Schau dich zuerst um
Worauf achten
- Sandstrand
- Beheiztes Schwimmbecken
- Wege und Rasenfläche
- Spielplätze
Die Geschichte des Ortes
Entlang des Sandes verlaufen Spazierwege, Rasenflächen und Spielplätze, und daneben ist ein Schwimmbecken mit warmem Wasser in Betrieb. Zu Beginn des zwanzigsten Jahrhunderts richtete die Stadt hier eine Badestelle ein: Sie brachte mehr als viertausend Kubikmeter Sand herbei und errichtete einen Schutz gegen Wellen. Später ergänzte man das Ufer um ein großes Meerwasserbecken, das anschließend durch das heutige ersetzt wurde. So wurde dieser Streifen an der Bucht allmählich zu einem Ort zum Baden und für einen langen Tag im Park.

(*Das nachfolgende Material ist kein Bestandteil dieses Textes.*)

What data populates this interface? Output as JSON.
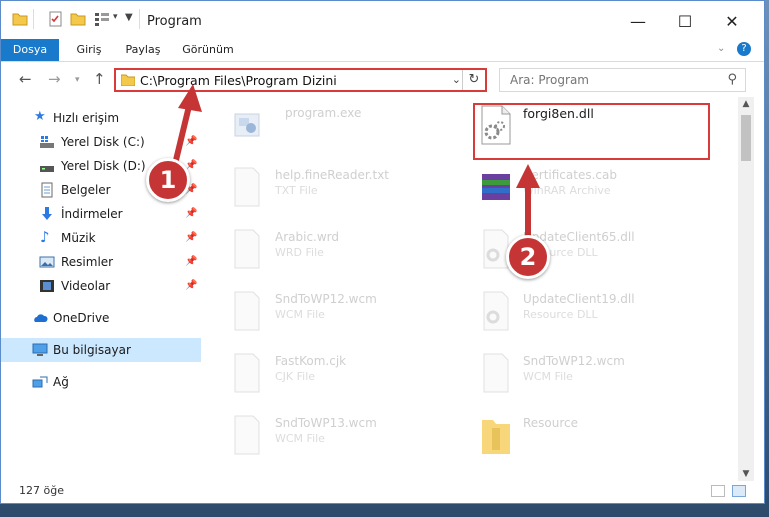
{
  "window": {
    "title": "Program",
    "controls": {
      "minimize": "—",
      "maximize": "☐",
      "close": "✕"
    }
  },
  "ribbon": {
    "tabs": [
      "Dosya",
      "Giriş",
      "Paylaş",
      "Görünüm"
    ],
    "help_icon": "?"
  },
  "address_bar": {
    "path": "C:\\Program Files\\Program Dizini",
    "search_placeholder": "Ara: Program"
  },
  "sidebar": {
    "quick_access": "Hızlı erişim",
    "items": [
      {
        "label": "Yerel Disk (C:)",
        "icon": "drive-icon",
        "pinned": true
      },
      {
        "label": "Yerel Disk (D:)",
        "icon": "drive-icon",
        "pinned": true
      },
      {
        "label": "Belgeler",
        "icon": "documents-icon",
        "pinned": true
      },
      {
        "label": "İndirmeler",
        "icon": "download-icon",
        "pinned": true
      },
      {
        "label": "Müzik",
        "icon": "music-icon",
        "pinned": true
      },
      {
        "label": "Resimler",
        "icon": "pictures-icon",
        "pinned": true
      },
      {
        "label": "Videolar",
        "icon": "video-icon",
        "pinned": true
      }
    ],
    "onedrive": "OneDrive",
    "this_pc": "Bu bilgisayar",
    "network": "Ağ"
  },
  "files": [
    {
      "name": "program.exe",
      "type": ""
    },
    {
      "name": "forgi8en.dll",
      "type": ""
    },
    {
      "name": "help.fineReader.txt",
      "type": "TXT File"
    },
    {
      "name": "Certificates.cab",
      "type": "WinRAR Archive"
    },
    {
      "name": "Arabic.wrd",
      "type": "WRD File"
    },
    {
      "name": "UpdateClient65.dll",
      "type": "Resource DLL"
    },
    {
      "name": "SndToWP12.wcm",
      "type": "WCM File"
    },
    {
      "name": "UpdateClient19.dll",
      "type": "Resource DLL"
    },
    {
      "name": "FastKom.cjk",
      "type": "CJK File"
    },
    {
      "name": "SndToWP12.wcm",
      "type": "WCM File"
    },
    {
      "name": "SndToWP13.wcm",
      "type": "WCM File"
    },
    {
      "name": "Resource",
      "type": ""
    }
  ],
  "status": {
    "item_count": "127 öğe"
  },
  "annotations": {
    "step1": "1",
    "step2": "2"
  },
  "colors": {
    "accent": "#1979ca",
    "highlight": "#d93a3a",
    "selected": "#cce8ff"
  }
}
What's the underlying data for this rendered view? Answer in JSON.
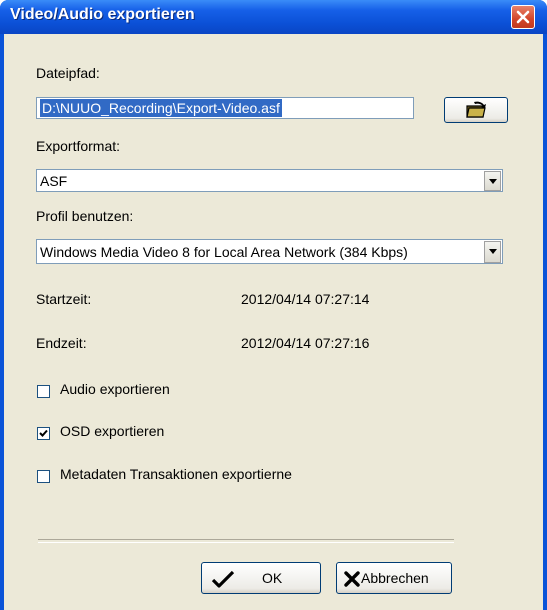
{
  "window": {
    "title": "Video/Audio exportieren"
  },
  "file_path": {
    "label": "Dateipfad:",
    "value": "D:\\NUUO_Recording\\Export-Video.asf"
  },
  "export_format": {
    "label": "Exportformat:",
    "selected": "ASF"
  },
  "profile": {
    "label": "Profil benutzen:",
    "selected": "Windows Media Video 8 for Local Area Network (384 Kbps)"
  },
  "start_time": {
    "label": "Startzeit:",
    "value": "2012/04/14 07:27:14"
  },
  "end_time": {
    "label": "Endzeit:",
    "value": "2012/04/14 07:27:16"
  },
  "checkboxes": [
    {
      "label": "Audio exportieren",
      "checked": false
    },
    {
      "label": "OSD exportieren",
      "checked": true
    },
    {
      "label": "Metadaten Transaktionen exportierne",
      "checked": false
    }
  ],
  "buttons": {
    "ok": "OK",
    "cancel": "Abbrechen"
  },
  "icons": {
    "close": "close-icon",
    "browse": "open-folder-icon",
    "ok": "checkmark-icon",
    "cancel": "x-mark-icon",
    "dropdown": "chevron-down-icon"
  },
  "colors": {
    "titlebar": "#0b50d6",
    "dialog_bg": "#ece9d8",
    "close_button": "#d2452a",
    "selection": "#316ac5"
  }
}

Die Bezeichnung „Second Beach“ folgt der städtischen Zählung entlang des Ufers: Den Strand an der English Bay am Parkeingang nennt man First Beach, den nächsten danach Second Beach. Bevor es diese Zählung gab, nannten die Squamish das hiesige Ufer Staitwouk. Der Name verwies auf einen Stoff, der an einem kleinen Bach gewonnen wurde, der hier in die Bucht mündete.
Der Squamish-Anführer Andy Paull, der dem Stadtarchivar half, alte Namen zu bewahren, erzählte, dass man eine solche weiße Erde in der Nähe sonst nirgends fand. Seinen Worten zufolge nahm man sie am Bach, möglicherweise direkt aus dem Bachbett, rollte sie zu Stücken in der Größe eines Brotlaibs und legte sie ans Feuer. Nach dem Brennen wurde die Erde weiß, man zerrieb sie und trug sie auf Decken aus Bergziegenwolle auf. In einer alten Aufzeichnung wird sie als Pfeifenton bezeichnet; spätere Forschende vermuten, dass es sich um Diatomeenerde gehandelt haben könnte, die Fett gut aufnimmt.
Eine solche Decke wärmte, war aber zugleich Eigentum. Bei den Coast Salish zeigten Decken Wohlstand, wechselten bei Hochzeiten und Namenszeremonien den Besitzer und dienten als Bezahlung für Menschen, deren besonderes Wissen eine Familie benötigte. Die weiße Erde reinigte die Wolle und verbesserte das fertige Stück. Squamish-Weber kamen zu diesem Bach, um Material zu holen, von dem der Wert der langwierigen Handarbeit abhing; nach dem Material wurde auch das Ufer selbst benannt.
Die städtischen Verantwortlichen machten aus demselben Streifen einen öffentlichen Badeort. Im Jahr tausendneunhundertvierzehn ordnete die Parkkommission an, hier mehr als viertausend Kubikmeter Sand aufzuschütten und einen Schutzzaun zu errichten, der die Badestelle vor Wellen schützte. Second Beach wurde zum ersten Uferabschnitt innerhalb des Stanley Park, den die Kommission systematisch erschloss. Im Jahr tausendneunhundertzweiunddreißig baute man daneben ein großes Meerwasserbecken, und im Jahr tausendneunhundertsechsundneunzig wurde es durch das heutige beheizte Becken ersetzt. Daher liegen hier Sand, Wege, Rasenfläche und Spielplätze beieinander: Jede neue öffentliche Anlage wurde zu einem bereits erschlossenen Badeort hinzugefügt.
In der heutigen Uferlinie lässt sich die frühere Mündung des Bachs nicht mehr erkennen. Eine Tafel bewahrt die Ordnungsbezeichnung – Second Beach. Der alte Name bewahrt, was man von hier forttrug: Stücke weißer Erde für Squamish-Decken.
Praktisch vor Ort
Strand/Uferpromenade – offener Parkbereich innerhalb der veröffentlichten Öffnungszeiten des Stanley Park; der Pool am Second Beach ist saisonal geöffnet (vom Wochenende des Victoria Day bis zum Labour Day), mit veröffentlichten Schwimmzeiten und empfohlener Reservierung.
Geprüft: 26. Juni 2026. Prüfe vor dem Besuch die offizielle Quelle.Betrachten Sie Strand und Pool als getrennte Bereiche; prüfen Sie die Besuchsbedingungen für den Pool gesondert.